13 year olds don’t need to be sheltered from TURNING RED. They need to see it. They need to see that it’s okay to draw romantic and cringey fan-art, or to “gyrate” with their friends.

They don’t need to be hidden from a film that tells them that it’s okay to have periods, to become women, to argue with their parents, to not be entirely subservient.

We all did it. You did it. You hid things from and talked back to your parents and giggled about boys (or girls) with your friends. You fantasized about things like that.

You went to dances at the Youth Center in hopes of kissing your crush, holding their hand, whatever.

You listened to the scandalous-charged chart-topping songs and giggled at the implications in them.

Mei, in the film, deals with being oppressed by her mother Ming Lee (played by the always-excellent Sandra Oh) who is pressuring her based on how she was raised by her own mom.

We learn that Ming Lee had a disagreement with her mother because of the boy she loved, Mei’s father, not being approved of by her family. We learn that Ming Lee lashed out as her own Red Panda, scarring Mei’s grandmother in the process. Now both women, terrorized by each-other and also tradition, keep such a close hard watch on Mei.

If you want to lie and pretend you never screamed at your parents or that you and your child will never have an altercation, that’s fine, I’ll wait for you to grow up.

By the end of the film, Mei learns to keep and control her Red Panda and tells her mom in a heart-warming moment “My panda, my choice!” an obvious twist on “my body, my choice”.

People have taken that to be a pro-abortion message, when the real meaning couldn’t be further from the truth. She’s learned to embrace who she is, and she is going to live life on her own terms in a healthy way with her mother and father as friends and people who give guidance, as opposed to dictators who force her to hide who she is and what she likes.

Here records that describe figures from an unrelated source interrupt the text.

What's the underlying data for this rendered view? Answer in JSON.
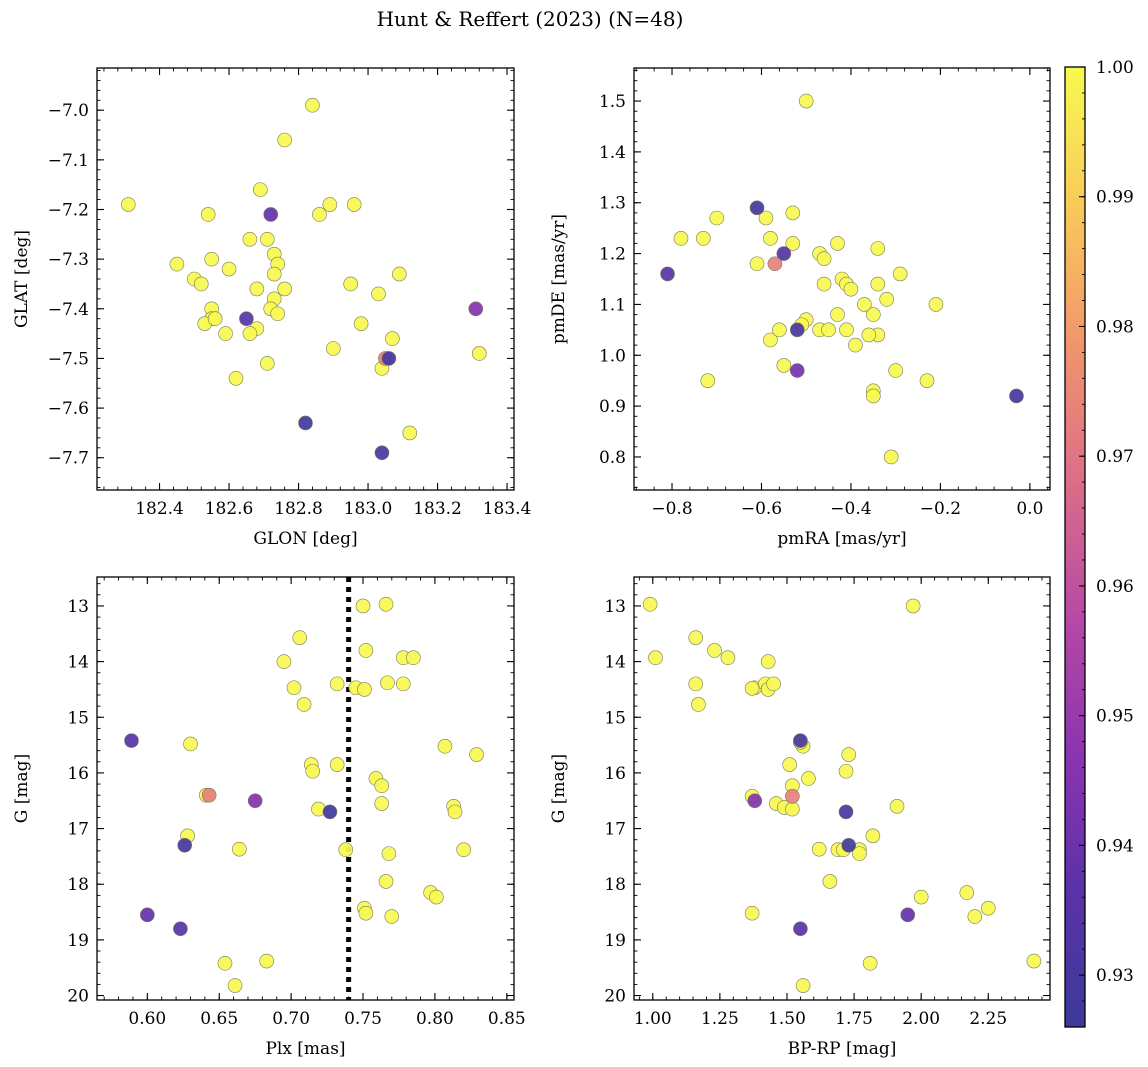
{
  "figure": {
    "title": "Hunt & Reffert (2023) (N=48)"
  },
  "colorbar": {
    "min": 0.926,
    "max": 1.0,
    "ticks": [
      0.93,
      0.94,
      0.95,
      0.96,
      0.97,
      0.98,
      0.99,
      1.0
    ],
    "tick_labels": [
      "0.93",
      "0.94",
      "0.95",
      "0.96",
      "0.97",
      "0.98",
      "0.99",
      "1.00"
    ],
    "colormap": "plasma"
  },
  "chart_data": [
    {
      "type": "scatter",
      "panel": "top-left",
      "xlabel": "GLON [deg]",
      "ylabel": "GLAT [deg]",
      "xlim": [
        182.22,
        183.42
      ],
      "ylim": [
        -7.765,
        -6.915
      ],
      "xticks": [
        182.4,
        182.6,
        182.8,
        183.0,
        183.2,
        183.4
      ],
      "xtick_labels": [
        "182.4",
        "182.6",
        "182.8",
        "183.0",
        "183.2",
        "183.4"
      ],
      "yticks": [
        -7.7,
        -7.6,
        -7.5,
        -7.4,
        -7.3,
        -7.2,
        -7.1,
        -7.0
      ],
      "ytick_labels": [
        "−7.7",
        "−7.6",
        "−7.5",
        "−7.4",
        "−7.3",
        "−7.2",
        "−7.1",
        "−7.0"
      ],
      "x": [
        182.84,
        182.76,
        182.69,
        182.31,
        182.54,
        182.86,
        182.89,
        182.96,
        182.73,
        182.71,
        182.66,
        182.45,
        182.55,
        182.6,
        182.5,
        182.52,
        182.74,
        182.73,
        182.76,
        182.95,
        183.09,
        182.68,
        182.73,
        182.55,
        182.72,
        182.74,
        182.55,
        182.53,
        182.56,
        182.68,
        182.59,
        182.66,
        182.62,
        182.71,
        182.9,
        182.98,
        183.07,
        183.03,
        183.32,
        182.65,
        183.31,
        183.05,
        183.04,
        183.12,
        183.06,
        182.82,
        183.04,
        182.72
      ],
      "y": [
        -6.99,
        -7.06,
        -7.16,
        -7.19,
        -7.21,
        -7.21,
        -7.19,
        -7.19,
        -7.29,
        -7.26,
        -7.26,
        -7.31,
        -7.3,
        -7.32,
        -7.34,
        -7.35,
        -7.31,
        -7.33,
        -7.36,
        -7.35,
        -7.33,
        -7.36,
        -7.38,
        -7.4,
        -7.4,
        -7.41,
        -7.42,
        -7.43,
        -7.42,
        -7.44,
        -7.45,
        -7.45,
        -7.54,
        -7.51,
        -7.48,
        -7.43,
        -7.46,
        -7.37,
        -7.49,
        -7.42,
        -7.4,
        -7.5,
        -7.52,
        -7.65,
        -7.5,
        -7.63,
        -7.69,
        -7.21
      ],
      "c": [
        1.0,
        1.0,
        1.0,
        1.0,
        1.0,
        1.0,
        1.0,
        1.0,
        1.0,
        1.0,
        1.0,
        1.0,
        1.0,
        1.0,
        1.0,
        1.0,
        1.0,
        1.0,
        1.0,
        1.0,
        1.0,
        1.0,
        1.0,
        1.0,
        1.0,
        1.0,
        1.0,
        1.0,
        1.0,
        1.0,
        1.0,
        1.0,
        1.0,
        1.0,
        1.0,
        1.0,
        1.0,
        1.0,
        1.0,
        0.935,
        0.945,
        0.973,
        1.0,
        1.0,
        0.93,
        0.928,
        0.93,
        0.938
      ]
    },
    {
      "type": "scatter",
      "panel": "top-right",
      "xlabel": "pmRA [mas/yr]",
      "ylabel": "pmDE [mas/yr]",
      "xlim": [
        -0.885,
        0.045
      ],
      "ylim": [
        0.735,
        1.565
      ],
      "xticks": [
        -0.8,
        -0.6,
        -0.4,
        -0.2,
        0.0
      ],
      "xtick_labels": [
        "−0.8",
        "−0.6",
        "−0.4",
        "−0.2",
        "0.0"
      ],
      "yticks": [
        0.8,
        0.9,
        1.0,
        1.1,
        1.2,
        1.3,
        1.4,
        1.5
      ],
      "ytick_labels": [
        "0.8",
        "0.9",
        "1.0",
        "1.1",
        "1.2",
        "1.3",
        "1.4",
        "1.5"
      ],
      "x": [
        -0.5,
        -0.7,
        -0.78,
        -0.73,
        -0.59,
        -0.58,
        -0.61,
        -0.53,
        -0.53,
        -0.43,
        -0.47,
        -0.46,
        -0.34,
        -0.29,
        -0.21,
        -0.42,
        -0.41,
        -0.46,
        -0.4,
        -0.32,
        -0.34,
        -0.35,
        -0.43,
        -0.5,
        -0.37,
        -0.41,
        -0.51,
        -0.47,
        -0.45,
        -0.39,
        -0.34,
        -0.36,
        -0.58,
        -0.55,
        -0.72,
        -0.3,
        -0.23,
        -0.35,
        -0.35,
        -0.31,
        -0.56,
        -0.57,
        -0.61,
        -0.55,
        -0.81,
        -0.52,
        -0.52,
        -0.03
      ],
      "y": [
        1.5,
        1.27,
        1.23,
        1.23,
        1.27,
        1.23,
        1.18,
        1.22,
        1.28,
        1.22,
        1.2,
        1.19,
        1.21,
        1.16,
        1.1,
        1.15,
        1.14,
        1.14,
        1.13,
        1.11,
        1.14,
        1.08,
        1.08,
        1.07,
        1.1,
        1.05,
        1.06,
        1.05,
        1.05,
        1.02,
        1.04,
        1.04,
        1.03,
        0.98,
        0.95,
        0.97,
        0.95,
        0.93,
        0.92,
        0.8,
        1.05,
        1.18,
        1.29,
        1.2,
        1.16,
        1.05,
        0.97,
        0.92
      ],
      "c": [
        1.0,
        1.0,
        1.0,
        1.0,
        1.0,
        1.0,
        1.0,
        1.0,
        1.0,
        1.0,
        1.0,
        1.0,
        1.0,
        1.0,
        1.0,
        1.0,
        1.0,
        1.0,
        1.0,
        1.0,
        1.0,
        1.0,
        1.0,
        1.0,
        1.0,
        1.0,
        1.0,
        1.0,
        1.0,
        1.0,
        1.0,
        1.0,
        1.0,
        1.0,
        1.0,
        1.0,
        1.0,
        1.0,
        1.0,
        1.0,
        1.0,
        0.973,
        0.928,
        0.935,
        0.935,
        0.93,
        0.942,
        0.93
      ]
    },
    {
      "type": "scatter",
      "panel": "bottom-left",
      "xlabel": "Plx [mas]",
      "ylabel": "G [mag]",
      "xlim": [
        0.565,
        0.855
      ],
      "ylim": [
        20.08,
        12.48
      ],
      "y_inverted": true,
      "vline": 0.74,
      "xticks": [
        0.6,
        0.65,
        0.7,
        0.75,
        0.8,
        0.85
      ],
      "xtick_labels": [
        "0.60",
        "0.65",
        "0.70",
        "0.75",
        "0.80",
        "0.85"
      ],
      "yticks": [
        13,
        14,
        15,
        16,
        17,
        18,
        19,
        20
      ],
      "ytick_labels": [
        "13",
        "14",
        "15",
        "16",
        "17",
        "18",
        "19",
        "20"
      ],
      "x": [
        0.75,
        0.766,
        0.706,
        0.695,
        0.778,
        0.785,
        0.702,
        0.732,
        0.745,
        0.751,
        0.767,
        0.778,
        0.709,
        0.63,
        0.807,
        0.829,
        0.714,
        0.715,
        0.759,
        0.763,
        0.732,
        0.763,
        0.641,
        0.813,
        0.719,
        0.814,
        0.628,
        0.664,
        0.738,
        0.768,
        0.82,
        0.766,
        0.797,
        0.801,
        0.751,
        0.752,
        0.77,
        0.683,
        0.654,
        0.661,
        0.589,
        0.643,
        0.675,
        0.626,
        0.727,
        0.6,
        0.623,
        0.752
      ],
      "y": [
        13.0,
        12.97,
        13.57,
        14.0,
        13.93,
        13.93,
        14.47,
        14.4,
        14.47,
        14.5,
        14.38,
        14.4,
        14.77,
        15.48,
        15.52,
        15.67,
        15.85,
        15.97,
        16.1,
        16.23,
        15.85,
        16.55,
        16.4,
        16.6,
        16.65,
        16.7,
        17.13,
        17.37,
        17.38,
        17.45,
        17.38,
        17.95,
        18.15,
        18.23,
        18.43,
        18.52,
        18.58,
        19.38,
        19.42,
        19.82,
        15.42,
        16.4,
        16.5,
        17.3,
        16.7,
        18.55,
        18.8,
        13.8
      ],
      "c": [
        1.0,
        1.0,
        1.0,
        1.0,
        1.0,
        1.0,
        1.0,
        1.0,
        1.0,
        1.0,
        1.0,
        1.0,
        1.0,
        1.0,
        1.0,
        1.0,
        1.0,
        1.0,
        1.0,
        1.0,
        1.0,
        1.0,
        1.0,
        1.0,
        1.0,
        1.0,
        1.0,
        1.0,
        1.0,
        1.0,
        1.0,
        1.0,
        1.0,
        1.0,
        1.0,
        1.0,
        1.0,
        1.0,
        1.0,
        1.0,
        0.935,
        0.973,
        0.945,
        0.93,
        0.928,
        0.938,
        0.935,
        1.0
      ]
    },
    {
      "type": "scatter",
      "panel": "bottom-right",
      "xlabel": "BP-RP [mag]",
      "ylabel": "G [mag]",
      "xlim": [
        0.93,
        2.48
      ],
      "ylim": [
        20.08,
        12.48
      ],
      "y_inverted": true,
      "xticks": [
        1.0,
        1.25,
        1.5,
        1.75,
        2.0,
        2.25
      ],
      "xtick_labels": [
        "1.00",
        "1.25",
        "1.50",
        "1.75",
        "2.00",
        "2.25"
      ],
      "yticks": [
        13,
        14,
        15,
        16,
        17,
        18,
        19,
        20
      ],
      "ytick_labels": [
        "13",
        "14",
        "15",
        "16",
        "17",
        "18",
        "19",
        "20"
      ],
      "x": [
        0.99,
        1.97,
        1.16,
        1.01,
        1.23,
        1.28,
        1.16,
        1.43,
        1.38,
        1.37,
        1.42,
        1.43,
        1.45,
        1.17,
        1.56,
        1.73,
        1.51,
        1.72,
        1.58,
        1.52,
        1.37,
        1.46,
        1.49,
        1.52,
        1.91,
        1.82,
        1.62,
        1.69,
        1.71,
        1.77,
        1.66,
        2.17,
        2.0,
        2.25,
        1.37,
        2.2,
        1.56,
        2.42,
        1.81,
        1.55,
        1.52,
        1.38,
        1.73,
        1.72,
        1.55,
        1.95,
        1.55,
        1.77
      ],
      "y": [
        12.97,
        13.0,
        13.57,
        13.93,
        13.8,
        13.93,
        14.4,
        14.0,
        14.47,
        14.48,
        14.4,
        14.5,
        14.4,
        14.77,
        15.52,
        15.67,
        15.85,
        15.97,
        16.1,
        16.23,
        16.42,
        16.55,
        16.62,
        16.65,
        16.6,
        17.13,
        17.37,
        17.38,
        17.38,
        17.38,
        17.95,
        18.15,
        18.23,
        18.43,
        18.52,
        18.58,
        19.82,
        19.38,
        19.42,
        15.45,
        16.42,
        16.5,
        17.3,
        16.7,
        15.42,
        18.55,
        18.8,
        17.45
      ],
      "c": [
        1.0,
        1.0,
        1.0,
        1.0,
        1.0,
        1.0,
        1.0,
        1.0,
        1.0,
        1.0,
        1.0,
        1.0,
        1.0,
        1.0,
        1.0,
        1.0,
        1.0,
        1.0,
        1.0,
        1.0,
        1.0,
        1.0,
        1.0,
        1.0,
        1.0,
        1.0,
        1.0,
        1.0,
        1.0,
        1.0,
        1.0,
        1.0,
        1.0,
        1.0,
        1.0,
        1.0,
        1.0,
        1.0,
        1.0,
        1.0,
        0.973,
        0.945,
        0.928,
        0.93,
        0.93,
        0.938,
        0.935,
        1.0
      ]
    }
  ]
}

TURNING RED is not a film out to turn your children into disobedient hellions.

It is a film inviting parents to have healthy conversations with their children about growing up, about maturing, about being honest with them.

Mei is messy because growing up is messy. She’s erratic. She says “crap” and day-dreams about kissing boys. She goes behind her mother’s back to live her own life until it comes to a dramatic and climactic head where both she and her mother learn more about each-other than they ever dreamed of. Not in-spite of their panda rage, but thanks to it.

It is a film about generational trauma, and learning maybe some cycles (except the obvious menstrual one) can be broken.

If the idea of a PG-rated film that presents menstruation and growing up, the changing of one’s body, is so terrifying and awful for you as a parent, maybe you should watch CARRIE and skip to the scene where Carrie’s mother explains to her that periods are the work of the devil. Then skip to the end and see where that gets Carrie and all the poor souls that decided to bully her at prom.

Then, maybe, you might not think TURNING RED is the worst possible way to let your child find comfort in a film that tells them growing up isn’t a terrifying, sinful, act of defiance.